Kids, at least before they become self-conscious teenagers, aren't overly concerned about what others think. By contrast, much of our adult stress stems from worrying about how others will perceive us. Knowing who you are, what you can do and, most importantly, what you can't, will strengthen you in warding off impossible expectations. Focus on being rather than doing.

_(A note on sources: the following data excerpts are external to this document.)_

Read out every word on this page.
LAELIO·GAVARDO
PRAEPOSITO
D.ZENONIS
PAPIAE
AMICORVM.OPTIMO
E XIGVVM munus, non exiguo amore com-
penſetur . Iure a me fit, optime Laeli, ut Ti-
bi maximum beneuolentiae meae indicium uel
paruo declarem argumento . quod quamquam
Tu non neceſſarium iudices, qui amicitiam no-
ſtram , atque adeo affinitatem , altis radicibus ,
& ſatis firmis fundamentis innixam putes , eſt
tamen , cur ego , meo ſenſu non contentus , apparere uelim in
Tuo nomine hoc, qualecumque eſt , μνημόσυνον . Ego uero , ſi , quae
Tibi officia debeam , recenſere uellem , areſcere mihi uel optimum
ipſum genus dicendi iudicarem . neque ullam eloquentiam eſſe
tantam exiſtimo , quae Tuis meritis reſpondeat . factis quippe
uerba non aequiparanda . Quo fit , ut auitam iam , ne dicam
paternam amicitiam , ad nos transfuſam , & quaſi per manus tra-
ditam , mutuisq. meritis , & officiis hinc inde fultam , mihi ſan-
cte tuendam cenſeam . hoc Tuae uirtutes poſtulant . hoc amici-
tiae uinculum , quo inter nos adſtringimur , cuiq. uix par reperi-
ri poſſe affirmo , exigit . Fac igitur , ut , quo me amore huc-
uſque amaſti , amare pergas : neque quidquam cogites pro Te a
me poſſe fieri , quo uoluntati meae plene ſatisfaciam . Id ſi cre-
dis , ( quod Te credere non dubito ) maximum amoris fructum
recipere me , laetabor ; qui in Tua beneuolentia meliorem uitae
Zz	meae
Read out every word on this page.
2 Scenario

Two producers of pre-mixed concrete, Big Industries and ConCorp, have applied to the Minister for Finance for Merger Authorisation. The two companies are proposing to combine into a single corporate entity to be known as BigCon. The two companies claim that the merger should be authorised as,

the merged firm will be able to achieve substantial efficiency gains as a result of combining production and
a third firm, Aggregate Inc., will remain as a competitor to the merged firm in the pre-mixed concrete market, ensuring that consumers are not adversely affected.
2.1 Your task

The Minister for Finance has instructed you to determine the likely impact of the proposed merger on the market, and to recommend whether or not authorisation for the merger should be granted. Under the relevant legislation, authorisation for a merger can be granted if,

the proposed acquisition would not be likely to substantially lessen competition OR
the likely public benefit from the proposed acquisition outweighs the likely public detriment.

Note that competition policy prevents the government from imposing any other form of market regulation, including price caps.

As a child, George Bernard Shaw, the famous literary critic, asked his father why he shaved. As the story goes, the elder Shaw contemplated the question and then threw his razor out the window and grew a beard. Sometimes our daily habits get so ingrained that we forget to consider doing things differently. Assess your daily life with new eyes, and don't be afraid to make a few bold changes that suit you.
Work and play in spurts.
Why do only kids and judges get recesses? The hyper-efficient business world doesn't tolerate goofing off and yet workers waste, on average, more than one day (nine hours) of every workweek — and that doesn't count pointless meetings. Maybe breaks aren't such a bad thing. Frequent mental breaks help you concentrate and reduce your stress. Companies that institute a results-oriented approach to management (rather than time- or behavior-oriented ones) have seen significant increases in productivity and morale.
Toy with deadlines.
Remember the chart on your fridge when you were growing up? The one with the foil stars and smiley faces that tracked your progress and accomplishments? There's no getting around the adult reality of deadlines, but you can challenge yourself to keep projects under control. Establish reasonable deadlines, and then reward yourself handsomely when you hit them. You'll feel less stressed and more confident when you see how much you're capable of accomplishing.
Look forward, not back.
One of the most admirable attributes of kids is their ability to live in today but look forward to tomorrow. Take their cue: Learn what you can from the past, but don't dwell on it. As your children's teachers tell them, your best is always enough. So take a deep breath, live your best today and look forward to creating a new story tomorrow.